Second, compared to an increase in government spending, a tax cut is less likely to increase structural unemployment and reduce the productivity of resources. New government spending programs generally change the structure of total demand more than a tax cut. Other things constant, larger changes in the composition of demand will mean more unemployment, at least in the short run. Moreover, the additional government spending is likely to be less productive. Government has a tendency to become heavily involved in allocating scarce resources through spending programs that favor sectors, businesses, and interest groups. By contrast, households will tend to purchase items that are valued more than the cost of producing them when their spending increases as the result of lower taxes.
Third, a tax cut will be easier to reverse once the economy has recovered. Once started, the interests undertaking a government project and benefiting from it will lobby for its continuation. Therefore spending projects started during a crisis are likely to continue long after the crisis is history.
Fourth, a reduction in tax rates will increase the incentive to earn, invest, engage in business activity, and employ others. From a supply-side view, the marginal tax rate imposed on income is particularly important. The marginal tax rate determines the breakdown of a person’s additional income between tax payments on the one hand and personal income on the other. Lower marginal tax rates mean that individuals get to keep a larger share of their additional earnings. This incentive effect will encourage more productive activity and help speed a recessionary economy toward recovery.

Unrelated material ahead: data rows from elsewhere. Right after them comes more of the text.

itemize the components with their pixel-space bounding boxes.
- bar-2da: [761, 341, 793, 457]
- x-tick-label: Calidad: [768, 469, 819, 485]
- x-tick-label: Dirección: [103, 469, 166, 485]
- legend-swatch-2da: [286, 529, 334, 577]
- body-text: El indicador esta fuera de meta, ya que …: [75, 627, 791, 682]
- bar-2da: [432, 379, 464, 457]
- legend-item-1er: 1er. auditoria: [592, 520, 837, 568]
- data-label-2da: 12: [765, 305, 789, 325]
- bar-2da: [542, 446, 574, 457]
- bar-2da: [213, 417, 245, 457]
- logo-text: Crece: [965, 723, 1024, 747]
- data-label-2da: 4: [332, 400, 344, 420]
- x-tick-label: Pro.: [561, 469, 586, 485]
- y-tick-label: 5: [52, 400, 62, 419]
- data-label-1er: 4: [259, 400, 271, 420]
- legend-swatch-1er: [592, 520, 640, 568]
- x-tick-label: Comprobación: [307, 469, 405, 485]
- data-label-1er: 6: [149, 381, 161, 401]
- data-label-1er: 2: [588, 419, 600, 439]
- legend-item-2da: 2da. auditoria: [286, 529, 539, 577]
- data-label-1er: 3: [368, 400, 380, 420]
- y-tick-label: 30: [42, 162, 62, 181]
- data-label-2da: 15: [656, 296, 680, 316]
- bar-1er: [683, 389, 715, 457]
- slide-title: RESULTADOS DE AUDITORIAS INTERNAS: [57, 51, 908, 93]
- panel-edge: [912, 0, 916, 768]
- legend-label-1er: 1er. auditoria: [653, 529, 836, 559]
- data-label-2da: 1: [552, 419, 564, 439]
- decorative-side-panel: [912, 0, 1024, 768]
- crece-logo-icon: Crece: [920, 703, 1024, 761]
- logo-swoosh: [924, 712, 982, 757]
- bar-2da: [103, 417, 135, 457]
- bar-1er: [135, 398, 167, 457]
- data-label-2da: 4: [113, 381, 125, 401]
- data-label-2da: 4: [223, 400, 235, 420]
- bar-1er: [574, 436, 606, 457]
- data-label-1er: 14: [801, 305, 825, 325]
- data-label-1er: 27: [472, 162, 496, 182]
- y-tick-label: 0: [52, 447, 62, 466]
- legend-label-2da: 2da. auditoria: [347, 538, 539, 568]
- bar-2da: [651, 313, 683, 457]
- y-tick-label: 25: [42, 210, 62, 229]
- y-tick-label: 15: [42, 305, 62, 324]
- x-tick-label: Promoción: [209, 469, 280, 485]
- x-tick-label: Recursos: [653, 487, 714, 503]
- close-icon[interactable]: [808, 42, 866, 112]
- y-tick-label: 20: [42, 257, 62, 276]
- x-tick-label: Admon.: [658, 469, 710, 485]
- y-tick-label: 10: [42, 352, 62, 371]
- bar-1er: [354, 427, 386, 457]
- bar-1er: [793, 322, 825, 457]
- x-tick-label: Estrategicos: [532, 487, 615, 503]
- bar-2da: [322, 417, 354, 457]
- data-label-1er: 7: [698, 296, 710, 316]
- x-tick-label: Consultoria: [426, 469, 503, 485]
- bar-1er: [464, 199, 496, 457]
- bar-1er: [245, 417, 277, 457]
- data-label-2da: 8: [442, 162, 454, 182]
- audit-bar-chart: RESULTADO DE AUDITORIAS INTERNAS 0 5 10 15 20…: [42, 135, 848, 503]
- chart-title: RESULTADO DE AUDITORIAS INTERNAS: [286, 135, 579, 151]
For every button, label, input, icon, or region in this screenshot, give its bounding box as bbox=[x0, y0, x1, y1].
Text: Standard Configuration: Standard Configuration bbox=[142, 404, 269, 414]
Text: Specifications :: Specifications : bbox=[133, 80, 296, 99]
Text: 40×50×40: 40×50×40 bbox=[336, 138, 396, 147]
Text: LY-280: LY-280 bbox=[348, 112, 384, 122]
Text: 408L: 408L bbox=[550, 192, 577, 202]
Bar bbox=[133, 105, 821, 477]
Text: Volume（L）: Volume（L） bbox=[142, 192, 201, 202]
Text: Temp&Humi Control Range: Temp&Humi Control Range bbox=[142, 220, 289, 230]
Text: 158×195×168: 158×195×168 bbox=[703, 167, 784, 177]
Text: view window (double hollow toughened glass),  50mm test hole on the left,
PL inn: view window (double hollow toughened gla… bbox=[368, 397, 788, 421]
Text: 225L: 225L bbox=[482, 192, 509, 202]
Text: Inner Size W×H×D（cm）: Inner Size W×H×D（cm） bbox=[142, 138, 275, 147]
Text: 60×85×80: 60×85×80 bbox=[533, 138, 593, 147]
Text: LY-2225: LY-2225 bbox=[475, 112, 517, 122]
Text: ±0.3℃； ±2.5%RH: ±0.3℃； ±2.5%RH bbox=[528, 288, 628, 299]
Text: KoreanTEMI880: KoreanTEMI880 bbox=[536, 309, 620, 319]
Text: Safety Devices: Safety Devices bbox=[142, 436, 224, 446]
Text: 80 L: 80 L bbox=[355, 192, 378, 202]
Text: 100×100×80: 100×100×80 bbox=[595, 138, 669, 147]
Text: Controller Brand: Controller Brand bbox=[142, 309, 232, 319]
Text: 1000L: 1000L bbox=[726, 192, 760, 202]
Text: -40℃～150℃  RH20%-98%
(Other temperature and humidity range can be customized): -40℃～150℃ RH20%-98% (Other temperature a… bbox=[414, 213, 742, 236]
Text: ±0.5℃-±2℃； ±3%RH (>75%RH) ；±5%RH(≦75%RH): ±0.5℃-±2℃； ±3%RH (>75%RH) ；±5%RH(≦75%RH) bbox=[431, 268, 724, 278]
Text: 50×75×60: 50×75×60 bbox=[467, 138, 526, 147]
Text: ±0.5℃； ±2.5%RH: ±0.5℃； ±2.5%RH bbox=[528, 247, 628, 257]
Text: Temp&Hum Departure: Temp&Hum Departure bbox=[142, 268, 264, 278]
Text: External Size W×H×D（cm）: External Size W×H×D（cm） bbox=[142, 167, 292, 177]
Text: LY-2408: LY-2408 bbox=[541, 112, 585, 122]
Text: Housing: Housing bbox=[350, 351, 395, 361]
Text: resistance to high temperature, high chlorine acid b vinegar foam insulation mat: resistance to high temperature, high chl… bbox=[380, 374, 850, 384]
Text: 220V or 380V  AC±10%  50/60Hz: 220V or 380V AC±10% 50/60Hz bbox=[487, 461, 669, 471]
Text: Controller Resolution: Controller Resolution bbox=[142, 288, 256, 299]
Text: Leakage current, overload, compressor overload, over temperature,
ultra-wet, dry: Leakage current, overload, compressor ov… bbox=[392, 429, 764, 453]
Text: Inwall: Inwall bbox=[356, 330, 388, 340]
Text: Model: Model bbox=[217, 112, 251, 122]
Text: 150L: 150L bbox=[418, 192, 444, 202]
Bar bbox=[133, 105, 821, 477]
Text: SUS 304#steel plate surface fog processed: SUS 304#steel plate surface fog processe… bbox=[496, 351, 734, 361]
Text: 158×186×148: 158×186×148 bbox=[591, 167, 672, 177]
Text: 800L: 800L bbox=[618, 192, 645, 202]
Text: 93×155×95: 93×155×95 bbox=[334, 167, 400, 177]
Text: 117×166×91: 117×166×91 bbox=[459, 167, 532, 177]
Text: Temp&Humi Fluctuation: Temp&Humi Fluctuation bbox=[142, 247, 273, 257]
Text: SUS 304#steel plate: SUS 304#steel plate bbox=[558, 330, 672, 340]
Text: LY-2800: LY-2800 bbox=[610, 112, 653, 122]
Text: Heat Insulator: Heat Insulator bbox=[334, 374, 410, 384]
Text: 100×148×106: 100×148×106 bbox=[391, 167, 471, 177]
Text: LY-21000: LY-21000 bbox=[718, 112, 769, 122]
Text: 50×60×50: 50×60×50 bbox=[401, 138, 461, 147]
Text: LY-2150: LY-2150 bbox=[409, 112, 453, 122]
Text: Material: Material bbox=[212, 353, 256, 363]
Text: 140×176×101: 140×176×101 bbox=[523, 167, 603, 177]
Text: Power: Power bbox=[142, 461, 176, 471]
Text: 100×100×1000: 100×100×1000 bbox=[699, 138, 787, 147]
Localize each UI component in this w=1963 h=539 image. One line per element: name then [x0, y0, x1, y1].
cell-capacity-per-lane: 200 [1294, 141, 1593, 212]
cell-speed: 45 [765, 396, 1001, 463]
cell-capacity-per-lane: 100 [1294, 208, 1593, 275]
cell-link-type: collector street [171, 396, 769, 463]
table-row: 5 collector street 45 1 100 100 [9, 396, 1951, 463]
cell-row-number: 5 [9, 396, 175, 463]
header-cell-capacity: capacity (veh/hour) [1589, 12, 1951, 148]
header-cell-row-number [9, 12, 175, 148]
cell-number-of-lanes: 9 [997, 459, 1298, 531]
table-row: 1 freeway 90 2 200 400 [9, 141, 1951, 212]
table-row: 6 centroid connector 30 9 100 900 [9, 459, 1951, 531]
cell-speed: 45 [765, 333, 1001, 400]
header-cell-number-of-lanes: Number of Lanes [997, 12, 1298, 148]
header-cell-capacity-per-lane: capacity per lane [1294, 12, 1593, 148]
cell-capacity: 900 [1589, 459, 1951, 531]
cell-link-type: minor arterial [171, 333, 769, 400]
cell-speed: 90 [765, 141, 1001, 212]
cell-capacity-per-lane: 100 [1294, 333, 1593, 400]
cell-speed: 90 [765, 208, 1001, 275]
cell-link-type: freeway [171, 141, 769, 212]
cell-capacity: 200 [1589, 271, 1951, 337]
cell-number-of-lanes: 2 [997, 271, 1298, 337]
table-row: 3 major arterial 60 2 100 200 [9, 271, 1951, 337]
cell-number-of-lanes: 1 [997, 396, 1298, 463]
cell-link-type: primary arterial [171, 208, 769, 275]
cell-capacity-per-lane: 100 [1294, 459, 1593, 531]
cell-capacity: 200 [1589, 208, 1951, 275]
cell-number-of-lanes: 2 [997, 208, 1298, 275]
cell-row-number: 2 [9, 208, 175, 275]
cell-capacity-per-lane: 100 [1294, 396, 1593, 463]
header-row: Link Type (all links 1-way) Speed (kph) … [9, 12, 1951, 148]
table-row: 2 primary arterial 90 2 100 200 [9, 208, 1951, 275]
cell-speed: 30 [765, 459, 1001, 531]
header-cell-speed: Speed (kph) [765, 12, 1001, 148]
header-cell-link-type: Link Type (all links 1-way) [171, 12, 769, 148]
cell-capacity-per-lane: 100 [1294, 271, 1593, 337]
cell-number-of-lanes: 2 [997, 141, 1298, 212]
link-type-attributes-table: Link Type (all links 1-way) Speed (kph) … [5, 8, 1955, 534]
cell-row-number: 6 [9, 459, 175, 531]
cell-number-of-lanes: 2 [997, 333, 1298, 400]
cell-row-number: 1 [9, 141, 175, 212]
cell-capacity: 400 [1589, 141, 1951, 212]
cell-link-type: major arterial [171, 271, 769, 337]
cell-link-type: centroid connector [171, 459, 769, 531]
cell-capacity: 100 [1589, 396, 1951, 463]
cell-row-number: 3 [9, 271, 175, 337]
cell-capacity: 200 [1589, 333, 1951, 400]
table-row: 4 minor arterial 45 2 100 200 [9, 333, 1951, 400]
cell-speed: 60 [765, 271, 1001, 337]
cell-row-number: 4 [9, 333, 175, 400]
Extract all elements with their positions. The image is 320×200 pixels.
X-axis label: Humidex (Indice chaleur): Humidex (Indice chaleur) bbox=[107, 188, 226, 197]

During the past 70 years, views about fiscal policy have come full circle. Prior to the Keynesian Revolution, it was widely believed that governments should balance their budget during times of peace. Keynes changed all of this and, by the 1960s, fiscal policy was perceived of as a powerful tool that could be used effectively to reduce economic fluctuations. But during the past four decades, both analysis of political incentives and real world experiences convinced many economists that it was unrealistic to expect political decision-makers to institute fiscal changes in stabilizing manners. Greater recognition of the secondary effects of budget deficits has also caused many to question the potency of fiscal policy. Further, the persistence of large budget deficits and growth of government debt as a share of the total economy has led to fears that the unconstrained political process has led to excessive debt that threatens the solvency of even the wealthy countries of Western Europe and the United States. As we have noted, debate continues with regard to how fiscal policy can best be used to promote growth and prosperity. But once again, many economists, particularly those with expertise in public choice, are now calling for something like a balanced budget constraint as a means to control government spending and the political incentive structure that undermines sound use of fiscal policy. For an analysis of how the political incentive structure promotes debt financing, See, Common Sense Economics, Part III, Element 5, “Unless Restrained by Constitutional Rules, Legislators Will Run Deficits and Spend Excessively.”
Questions for Thought
Can fiscal policy changes be instituted in a manner that will reduce economic fluctuations? Explain.
Will increases in government spending financed by borrowing help promote recovery from a recession? Why or why not?
If there is a shift to a more expansionary fiscal policy during a recession, does it make any difference whether tax rates are cut or government expenditures are increased? Explain your answer.